The aim of this blog post is to prove that if $\kappa$ and $\gamma$ are two infinite cardinals then $\kappa$ + $\gamma =\max(\kappa,\gamma)$.
It should be pretty clear that it suffices that we prove $\kappa+\kappa=\kappa$ for any infinite cardinal $\kappa$.
We can proceed using Zorn’s lemma: For an infinite set $X$ with cardinality $\kappa$, consider the set of all pairs $(M,f)$, where $M$ is a subset of $X$ and $f$ is a bijection from $2\times M\to M$. Now we can partially order this set by extention on both coordinates.
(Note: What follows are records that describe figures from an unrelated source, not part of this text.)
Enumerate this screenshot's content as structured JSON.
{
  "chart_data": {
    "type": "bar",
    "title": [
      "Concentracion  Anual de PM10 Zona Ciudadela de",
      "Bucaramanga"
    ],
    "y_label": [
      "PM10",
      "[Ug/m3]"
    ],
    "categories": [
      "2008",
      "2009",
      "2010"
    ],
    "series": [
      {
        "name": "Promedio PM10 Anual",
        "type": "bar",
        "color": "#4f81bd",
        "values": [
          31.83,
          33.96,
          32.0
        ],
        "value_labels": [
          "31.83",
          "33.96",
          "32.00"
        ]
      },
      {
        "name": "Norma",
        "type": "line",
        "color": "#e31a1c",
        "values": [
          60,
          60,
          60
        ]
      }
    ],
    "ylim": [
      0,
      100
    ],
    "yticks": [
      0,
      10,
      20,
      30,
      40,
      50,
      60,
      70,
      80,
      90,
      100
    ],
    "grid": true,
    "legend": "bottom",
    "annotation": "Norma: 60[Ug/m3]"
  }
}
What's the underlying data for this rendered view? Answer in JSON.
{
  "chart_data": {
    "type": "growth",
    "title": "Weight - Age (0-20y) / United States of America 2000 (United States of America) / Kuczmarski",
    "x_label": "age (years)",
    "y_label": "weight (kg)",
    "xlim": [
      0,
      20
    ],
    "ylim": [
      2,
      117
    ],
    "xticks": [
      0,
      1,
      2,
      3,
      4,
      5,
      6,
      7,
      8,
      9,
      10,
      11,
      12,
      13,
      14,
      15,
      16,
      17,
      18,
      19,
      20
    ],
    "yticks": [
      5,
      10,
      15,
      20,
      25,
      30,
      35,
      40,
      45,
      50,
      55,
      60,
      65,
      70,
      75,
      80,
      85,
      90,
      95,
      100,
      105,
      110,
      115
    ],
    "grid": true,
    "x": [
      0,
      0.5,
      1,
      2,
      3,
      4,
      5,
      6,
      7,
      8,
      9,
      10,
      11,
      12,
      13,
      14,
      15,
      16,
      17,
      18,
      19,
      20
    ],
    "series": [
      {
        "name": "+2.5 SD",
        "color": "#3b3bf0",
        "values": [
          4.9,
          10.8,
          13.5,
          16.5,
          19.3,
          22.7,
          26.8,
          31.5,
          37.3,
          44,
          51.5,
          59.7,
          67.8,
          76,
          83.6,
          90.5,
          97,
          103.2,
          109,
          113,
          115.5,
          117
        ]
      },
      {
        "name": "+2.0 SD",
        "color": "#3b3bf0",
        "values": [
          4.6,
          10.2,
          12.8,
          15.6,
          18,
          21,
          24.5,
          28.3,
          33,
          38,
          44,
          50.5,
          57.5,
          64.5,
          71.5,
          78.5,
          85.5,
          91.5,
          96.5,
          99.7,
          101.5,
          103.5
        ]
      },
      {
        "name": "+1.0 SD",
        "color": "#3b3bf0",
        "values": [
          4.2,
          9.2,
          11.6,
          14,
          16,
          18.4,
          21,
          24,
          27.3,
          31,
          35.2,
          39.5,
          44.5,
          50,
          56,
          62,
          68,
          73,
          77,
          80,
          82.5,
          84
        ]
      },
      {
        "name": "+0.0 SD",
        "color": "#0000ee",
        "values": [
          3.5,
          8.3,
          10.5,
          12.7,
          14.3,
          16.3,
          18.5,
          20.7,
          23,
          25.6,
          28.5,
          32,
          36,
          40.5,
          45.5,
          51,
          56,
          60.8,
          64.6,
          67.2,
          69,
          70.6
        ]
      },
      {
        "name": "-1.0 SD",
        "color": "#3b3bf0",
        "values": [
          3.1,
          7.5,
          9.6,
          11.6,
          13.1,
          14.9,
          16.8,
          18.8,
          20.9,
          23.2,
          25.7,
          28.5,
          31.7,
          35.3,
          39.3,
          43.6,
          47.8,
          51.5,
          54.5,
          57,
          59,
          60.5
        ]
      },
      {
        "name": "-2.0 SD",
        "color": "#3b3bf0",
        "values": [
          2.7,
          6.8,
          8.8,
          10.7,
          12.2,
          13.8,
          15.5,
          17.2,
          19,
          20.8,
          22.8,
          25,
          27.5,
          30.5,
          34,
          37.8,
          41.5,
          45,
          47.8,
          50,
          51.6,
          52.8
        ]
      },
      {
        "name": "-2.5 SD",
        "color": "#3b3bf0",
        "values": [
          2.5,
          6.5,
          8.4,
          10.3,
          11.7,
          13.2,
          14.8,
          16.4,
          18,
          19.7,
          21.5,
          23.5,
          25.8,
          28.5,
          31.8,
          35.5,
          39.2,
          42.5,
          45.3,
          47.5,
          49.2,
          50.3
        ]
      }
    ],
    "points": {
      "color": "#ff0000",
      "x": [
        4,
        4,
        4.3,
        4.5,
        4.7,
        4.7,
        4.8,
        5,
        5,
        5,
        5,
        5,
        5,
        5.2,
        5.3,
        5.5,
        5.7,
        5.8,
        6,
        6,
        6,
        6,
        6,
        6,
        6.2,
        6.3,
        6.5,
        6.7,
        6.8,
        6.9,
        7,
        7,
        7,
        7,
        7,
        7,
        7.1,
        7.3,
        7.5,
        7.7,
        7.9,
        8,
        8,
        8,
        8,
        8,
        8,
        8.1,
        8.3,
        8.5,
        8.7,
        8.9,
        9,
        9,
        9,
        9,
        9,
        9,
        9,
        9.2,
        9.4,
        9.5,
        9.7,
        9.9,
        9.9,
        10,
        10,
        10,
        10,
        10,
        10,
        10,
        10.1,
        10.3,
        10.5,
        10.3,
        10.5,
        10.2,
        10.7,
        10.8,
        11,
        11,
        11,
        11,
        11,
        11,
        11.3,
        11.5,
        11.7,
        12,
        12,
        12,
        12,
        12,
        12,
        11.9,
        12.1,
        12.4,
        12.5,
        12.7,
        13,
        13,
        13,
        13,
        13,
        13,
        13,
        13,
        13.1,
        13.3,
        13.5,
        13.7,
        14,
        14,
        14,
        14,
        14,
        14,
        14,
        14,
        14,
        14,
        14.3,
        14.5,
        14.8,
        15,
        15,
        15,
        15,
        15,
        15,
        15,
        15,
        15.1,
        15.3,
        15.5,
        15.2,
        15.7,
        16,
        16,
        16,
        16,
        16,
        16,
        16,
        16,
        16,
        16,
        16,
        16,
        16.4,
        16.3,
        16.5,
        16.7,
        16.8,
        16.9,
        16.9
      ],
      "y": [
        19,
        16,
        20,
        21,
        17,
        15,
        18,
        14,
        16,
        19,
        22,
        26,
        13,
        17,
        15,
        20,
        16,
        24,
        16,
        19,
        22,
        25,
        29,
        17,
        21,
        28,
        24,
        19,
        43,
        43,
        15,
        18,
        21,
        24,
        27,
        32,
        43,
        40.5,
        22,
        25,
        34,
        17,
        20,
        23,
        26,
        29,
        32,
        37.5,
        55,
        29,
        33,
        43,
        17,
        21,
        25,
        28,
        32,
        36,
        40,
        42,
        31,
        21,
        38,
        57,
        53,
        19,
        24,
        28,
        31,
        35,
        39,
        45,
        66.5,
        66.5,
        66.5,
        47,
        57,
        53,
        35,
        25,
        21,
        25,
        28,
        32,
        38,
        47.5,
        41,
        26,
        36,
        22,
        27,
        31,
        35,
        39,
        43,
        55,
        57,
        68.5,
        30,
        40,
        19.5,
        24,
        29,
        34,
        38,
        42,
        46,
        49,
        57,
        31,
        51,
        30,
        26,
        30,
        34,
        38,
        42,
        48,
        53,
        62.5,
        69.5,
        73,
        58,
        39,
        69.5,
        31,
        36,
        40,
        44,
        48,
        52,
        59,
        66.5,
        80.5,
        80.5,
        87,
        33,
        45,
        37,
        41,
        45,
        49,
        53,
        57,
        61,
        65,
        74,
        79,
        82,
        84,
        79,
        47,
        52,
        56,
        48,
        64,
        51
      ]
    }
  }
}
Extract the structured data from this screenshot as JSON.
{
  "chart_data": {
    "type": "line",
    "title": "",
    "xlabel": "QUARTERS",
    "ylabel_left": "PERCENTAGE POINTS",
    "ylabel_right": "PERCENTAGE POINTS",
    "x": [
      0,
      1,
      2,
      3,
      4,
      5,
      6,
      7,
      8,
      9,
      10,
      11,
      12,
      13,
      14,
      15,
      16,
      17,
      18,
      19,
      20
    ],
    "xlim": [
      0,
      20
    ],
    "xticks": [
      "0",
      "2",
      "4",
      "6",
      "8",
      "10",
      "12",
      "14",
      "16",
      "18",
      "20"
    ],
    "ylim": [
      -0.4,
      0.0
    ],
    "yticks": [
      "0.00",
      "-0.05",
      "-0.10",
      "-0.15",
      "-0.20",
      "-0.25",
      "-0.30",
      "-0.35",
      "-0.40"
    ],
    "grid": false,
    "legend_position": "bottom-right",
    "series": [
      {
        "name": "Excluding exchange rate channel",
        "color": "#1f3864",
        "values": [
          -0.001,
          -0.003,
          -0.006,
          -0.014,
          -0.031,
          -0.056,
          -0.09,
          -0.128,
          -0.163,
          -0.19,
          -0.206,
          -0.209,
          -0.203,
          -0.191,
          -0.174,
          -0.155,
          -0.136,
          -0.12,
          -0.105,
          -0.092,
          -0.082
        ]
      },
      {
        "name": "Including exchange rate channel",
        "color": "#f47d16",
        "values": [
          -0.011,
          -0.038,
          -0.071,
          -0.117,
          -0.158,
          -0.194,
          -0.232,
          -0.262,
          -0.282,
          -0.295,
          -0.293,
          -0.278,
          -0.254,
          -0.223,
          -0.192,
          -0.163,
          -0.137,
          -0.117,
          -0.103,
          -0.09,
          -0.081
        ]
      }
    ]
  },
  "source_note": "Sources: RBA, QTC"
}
Further it is pretty clear that every chain has an upper bound and so Zorns lemma appiles and we have a maximal element. The first coordinate of the maximal element, $(Z,g)$, must have the same cardinality as $X$, because if it doesn’t then we can extract a subset,$L$ from $X/Z$ with cardinality $\aleph_{0}$, and then $(L\cup Z, r)$ is a bigger element(where $r$ is defined in the obvious manner.) From here the conclusion rapidly follows.
I found the explanation to be brief yet well-organized.
I appreciate how you applied Zorn’s lemma to prove the sum of two infinite cardinals.
use of partial ordering and the concept of a maximal element was clear and effective
Provides a succinct and logical proof of the sum of infinite cardinals. I found your explanation of Zorn’s lemma and the concept of maximal elements to be particularly well-presented.